Returns a structure of Tensors for the rule's state at step 0.

The shape of the Tensors specifying loss, grads, and parameters may optionally be prefixed by one or more batch dimension(s).

Args
loss float Tensor initial value of loss being optimized.
grads list of float Tensor gradients of loss wrt parameters.
parameters list of float Tensor initial values of parameters being optimized.

Returns
initial_auxiliary_state (Structure of) Tensor(s) representing the initial auxiliary state carried forward by this criterion.

one_step

View source

one_step(
    step, loss, grads, parameters, auxiliary_state
)

Updates tracked quantities for a new step, and determines if converged.

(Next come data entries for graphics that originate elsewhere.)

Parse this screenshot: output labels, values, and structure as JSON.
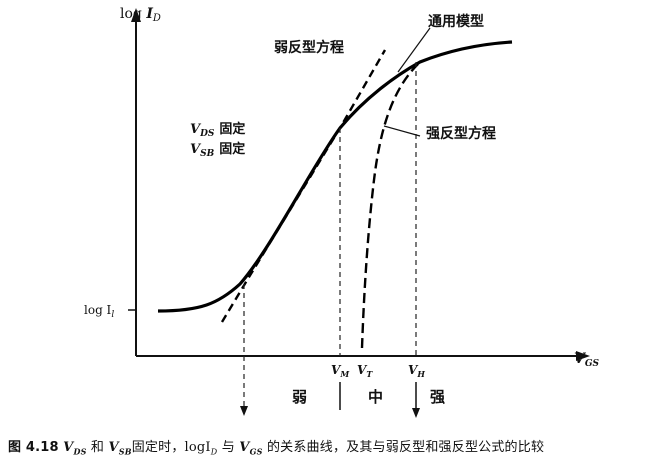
{
  "axes": {
    "y_label": "log I_D",
    "y_label_main": "log ",
    "y_label_sub": "D",
    "x_label_main": "V",
    "x_label_sub": "GS",
    "y_tick_label": "log I",
    "y_tick_sub": "l"
  },
  "annotations": {
    "general_model": "通用模型",
    "weak_inversion_eq": "弱反型方程",
    "strong_inversion_eq": "强反型方程",
    "vds_fixed": "固定",
    "vsb_fixed": "固定",
    "vds_sym": "V",
    "vds_sub": "DS",
    "vsb_sym": "V",
    "vsb_sub": "SB"
  },
  "x_ticks": [
    {
      "main": "V",
      "sub": "M"
    },
    {
      "main": "V",
      "sub": "T"
    },
    {
      "main": "V",
      "sub": "H"
    }
  ],
  "regions": {
    "weak": "弱",
    "moderate": "中",
    "strong": "强"
  },
  "caption": "图 4.18  V_DS 和 V_SB 固定时，logI_D 与 V_GS 的关系曲线，及其与弱反型和强反型公式的比较",
  "caption_parts": {
    "fig": "图 4.18",
    "p1": "V",
    "p1s": "DS",
    "p2": "和",
    "p3": "V",
    "p3s": "SB",
    "p4": "固定时，",
    "p5": "logI",
    "p5s": "D",
    "p6": "与",
    "p7": "V",
    "p7s": "GS",
    "p8": "的关系曲线，及其与弱反型和强反型公式的比较"
  }
}
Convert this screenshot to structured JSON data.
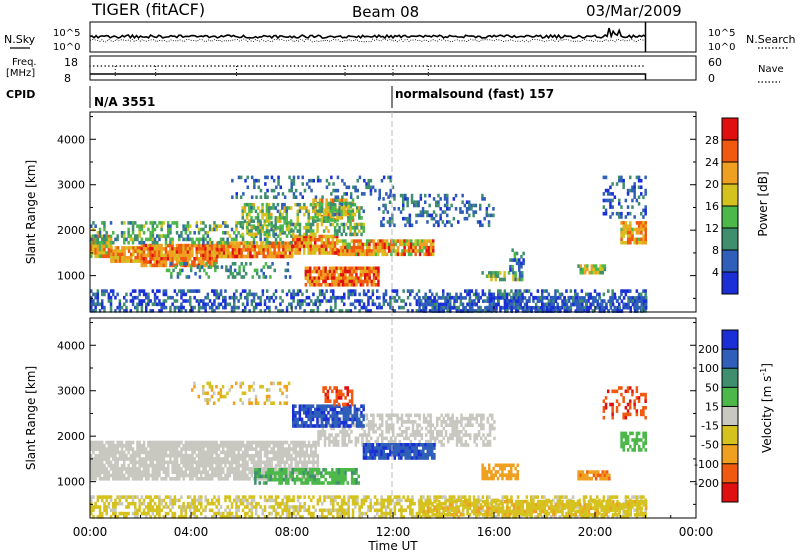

The shape of the Tensors specifying loss, grads, and parameters may optionally be prefixed by one or more batch dimension(s). In this case, the returned value has_converged will have shape equal to the broadcast batch shape of whichever of those quantities is used by this convergence criterion, and the quantities defining the convergence criterion ( min_num_steps, etc.).

Args
step integer Tensor index of the current step, where step >= 1 (on step 0, initial_state should be called instead).
loss float Tensor value of loss at the current step.
grads list of float Tensor gradients of loss wrt parameters.
parameters list of float Tensor current values of parameters being optimized.
auxiliary_state the (structure of) Tensor(s) containing state carried forward from the previous step.

Returns
has_converged boolean Tensor indicating whether the optimization has converged.
updated_auxiliary_state (Structure of) Tensor(s) representing updated quantities tracked by the convergence criterion. This should match the structure of the value returned by bootstrap.